# BU.330.775 Machine Learning: Design and Deployment
## Lab 4. Model evaluation on MNIST dataset
Jinge Zhou

**Learning Goal:** Evaluate multiple supervised machine learning approaches on the MNIST database

**Background:** The MNIST dataset consists of handwritten digits with 784 features. This dataset was contributed by Yann LeCun, Corinna Cortes, and Christopher J.C. Burges.

## Setup: Import Libraries and Set Default Plot Parameters

In [None]:
import matplotlib.pyplot as plt
import numpy as np

# Set up default font sizes for plots
plt.rc('font', size=14)
plt.rc('axes', labelsize=14, titlesize=14)
plt.rc('legend', fontsize=14)
plt.rc('xtick', labelsize=10)
plt.rc('ytick', labelsize=10)

## Step 1: Load and Explore the MNIST Dataset

In [None]:
from sklearn.datasets import fetch_openml

# Load MNIST dataset
mnist = fetch_openml('mnist_784', as_frame=False)
X, y = mnist.data, mnist.target

print("Shape of X (features):", X.shape)
print("Shape of y (labels):", y.shape)
print("\nFirst 10 labels:", y[:10])

## Step 2: Visualize Sample Digits

In [None]:
def plot_digit(image_data):
    """Display a single digit image."""
    image = image_data.reshape(28, 28)
    plt.imshow(image, cmap="binary")
    plt.axis("off")

# Display first 100 images in a 10x10 grid
plt.figure(figsize=(9, 9))
for idx, image_data in enumerate(X[:100]):
    plt.subplot(10, 10, idx + 1)
    plot_digit(image_data)
plt.subplots_adjust(wspace=0, hspace=0)
plt.show()

## Step 3: Split Data into Training and Testing Sets

In [None]:
# Use first 60,000 images for training, remaining 10,000 for testing
X_train, X_test, y_train, y_test = X[:60000], X[60000:], y[:60000], y[60000:]

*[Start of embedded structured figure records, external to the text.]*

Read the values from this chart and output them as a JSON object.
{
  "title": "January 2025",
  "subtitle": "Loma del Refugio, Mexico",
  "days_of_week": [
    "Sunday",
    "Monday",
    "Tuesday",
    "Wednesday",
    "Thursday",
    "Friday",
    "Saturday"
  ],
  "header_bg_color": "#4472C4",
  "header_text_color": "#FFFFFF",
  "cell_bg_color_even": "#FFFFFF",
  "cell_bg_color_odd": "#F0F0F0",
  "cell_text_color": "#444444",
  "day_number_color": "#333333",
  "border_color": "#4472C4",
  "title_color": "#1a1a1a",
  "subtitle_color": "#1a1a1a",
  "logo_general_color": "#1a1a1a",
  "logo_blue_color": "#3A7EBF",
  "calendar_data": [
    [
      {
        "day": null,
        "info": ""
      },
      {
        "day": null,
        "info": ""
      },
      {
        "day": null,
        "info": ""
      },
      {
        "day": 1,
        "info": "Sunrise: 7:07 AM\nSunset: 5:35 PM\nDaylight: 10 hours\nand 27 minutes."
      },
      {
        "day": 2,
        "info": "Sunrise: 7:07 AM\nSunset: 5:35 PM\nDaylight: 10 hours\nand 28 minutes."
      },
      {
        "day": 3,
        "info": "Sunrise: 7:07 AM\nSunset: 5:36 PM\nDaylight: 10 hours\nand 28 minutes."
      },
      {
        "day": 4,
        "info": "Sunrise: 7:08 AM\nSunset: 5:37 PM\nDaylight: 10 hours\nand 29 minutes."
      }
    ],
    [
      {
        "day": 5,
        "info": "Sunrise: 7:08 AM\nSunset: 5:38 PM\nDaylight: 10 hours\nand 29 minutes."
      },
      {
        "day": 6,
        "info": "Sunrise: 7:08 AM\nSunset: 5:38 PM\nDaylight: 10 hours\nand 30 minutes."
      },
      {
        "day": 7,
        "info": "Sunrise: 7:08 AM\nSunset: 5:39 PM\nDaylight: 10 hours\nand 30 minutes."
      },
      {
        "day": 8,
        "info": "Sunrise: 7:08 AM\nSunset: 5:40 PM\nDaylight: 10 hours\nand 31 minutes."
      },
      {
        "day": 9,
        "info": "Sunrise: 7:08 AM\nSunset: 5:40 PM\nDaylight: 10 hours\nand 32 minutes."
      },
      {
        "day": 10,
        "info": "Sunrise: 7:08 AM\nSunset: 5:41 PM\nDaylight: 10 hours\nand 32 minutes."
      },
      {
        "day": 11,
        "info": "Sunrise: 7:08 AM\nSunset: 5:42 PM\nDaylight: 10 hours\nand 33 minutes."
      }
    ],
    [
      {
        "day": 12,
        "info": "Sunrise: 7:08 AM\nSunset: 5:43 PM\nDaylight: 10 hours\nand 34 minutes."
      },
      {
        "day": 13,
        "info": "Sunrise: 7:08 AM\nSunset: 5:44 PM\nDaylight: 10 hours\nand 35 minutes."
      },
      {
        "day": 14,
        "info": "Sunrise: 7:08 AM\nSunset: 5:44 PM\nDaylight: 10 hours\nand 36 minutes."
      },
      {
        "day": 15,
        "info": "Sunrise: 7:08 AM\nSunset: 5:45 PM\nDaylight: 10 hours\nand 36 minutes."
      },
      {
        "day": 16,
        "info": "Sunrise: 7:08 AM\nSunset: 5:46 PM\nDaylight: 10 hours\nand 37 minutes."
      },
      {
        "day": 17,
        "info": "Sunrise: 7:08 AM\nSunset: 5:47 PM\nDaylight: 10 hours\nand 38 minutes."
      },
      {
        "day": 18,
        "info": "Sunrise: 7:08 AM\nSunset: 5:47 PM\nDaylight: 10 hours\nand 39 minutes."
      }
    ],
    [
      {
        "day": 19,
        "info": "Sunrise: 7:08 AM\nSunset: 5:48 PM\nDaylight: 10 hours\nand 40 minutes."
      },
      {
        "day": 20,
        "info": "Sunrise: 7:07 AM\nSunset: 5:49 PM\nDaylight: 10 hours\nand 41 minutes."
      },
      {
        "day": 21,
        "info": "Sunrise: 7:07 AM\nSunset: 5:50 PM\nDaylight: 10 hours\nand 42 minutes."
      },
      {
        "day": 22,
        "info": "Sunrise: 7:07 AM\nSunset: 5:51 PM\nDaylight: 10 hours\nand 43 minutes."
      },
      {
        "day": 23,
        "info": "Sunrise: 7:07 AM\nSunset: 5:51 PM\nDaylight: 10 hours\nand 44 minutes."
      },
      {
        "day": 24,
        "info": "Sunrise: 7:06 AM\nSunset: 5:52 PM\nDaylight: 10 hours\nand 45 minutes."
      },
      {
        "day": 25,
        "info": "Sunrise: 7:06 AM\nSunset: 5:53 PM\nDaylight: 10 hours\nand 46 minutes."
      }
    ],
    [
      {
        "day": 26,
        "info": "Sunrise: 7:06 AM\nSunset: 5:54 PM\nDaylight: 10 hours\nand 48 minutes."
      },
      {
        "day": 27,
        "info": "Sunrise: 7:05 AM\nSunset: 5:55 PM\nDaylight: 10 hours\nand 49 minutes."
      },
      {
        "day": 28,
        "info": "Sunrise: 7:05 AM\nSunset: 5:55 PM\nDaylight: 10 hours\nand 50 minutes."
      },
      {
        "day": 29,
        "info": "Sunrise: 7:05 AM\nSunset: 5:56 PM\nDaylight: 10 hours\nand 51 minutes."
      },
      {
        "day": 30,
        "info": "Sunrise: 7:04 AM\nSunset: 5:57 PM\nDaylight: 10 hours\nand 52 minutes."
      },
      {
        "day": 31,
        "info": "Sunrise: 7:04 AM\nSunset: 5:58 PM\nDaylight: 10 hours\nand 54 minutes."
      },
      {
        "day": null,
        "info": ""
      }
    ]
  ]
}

print("Training set size:", X_train.shape[0])
print("Testing set size:", X_test.shape[0])

## Step 4: Train Binary Classifier (Digit 2 vs Not 2)

In [None]:
# Create binary labels: True if digit is 2, False otherwise
y_train_2 = (y_train == '2')
y_test_2 = (y_test == '2')

# Train SGD Classifier
from sklearn.linear_model import SGDClassifier
sgd_clf = SGDClassifier(random_state=46)
sgd_clf.fit(X_train, y_train_2)

print("Binary classifier trained successfully!")

## Step 5: Evaluate Binary Classifier with Cross-Validation

In [None]:
from sklearn.model_selection import cross_val_score

# Perform 3-fold cross-validation
cv_scores = cross_val_score(sgd_clf, X_train, y_train_2, cv=3, scoring="accuracy")
print("Cross-validation accuracy scores:", cv_scores)
print("Mean accuracy:", cv_scores.mean())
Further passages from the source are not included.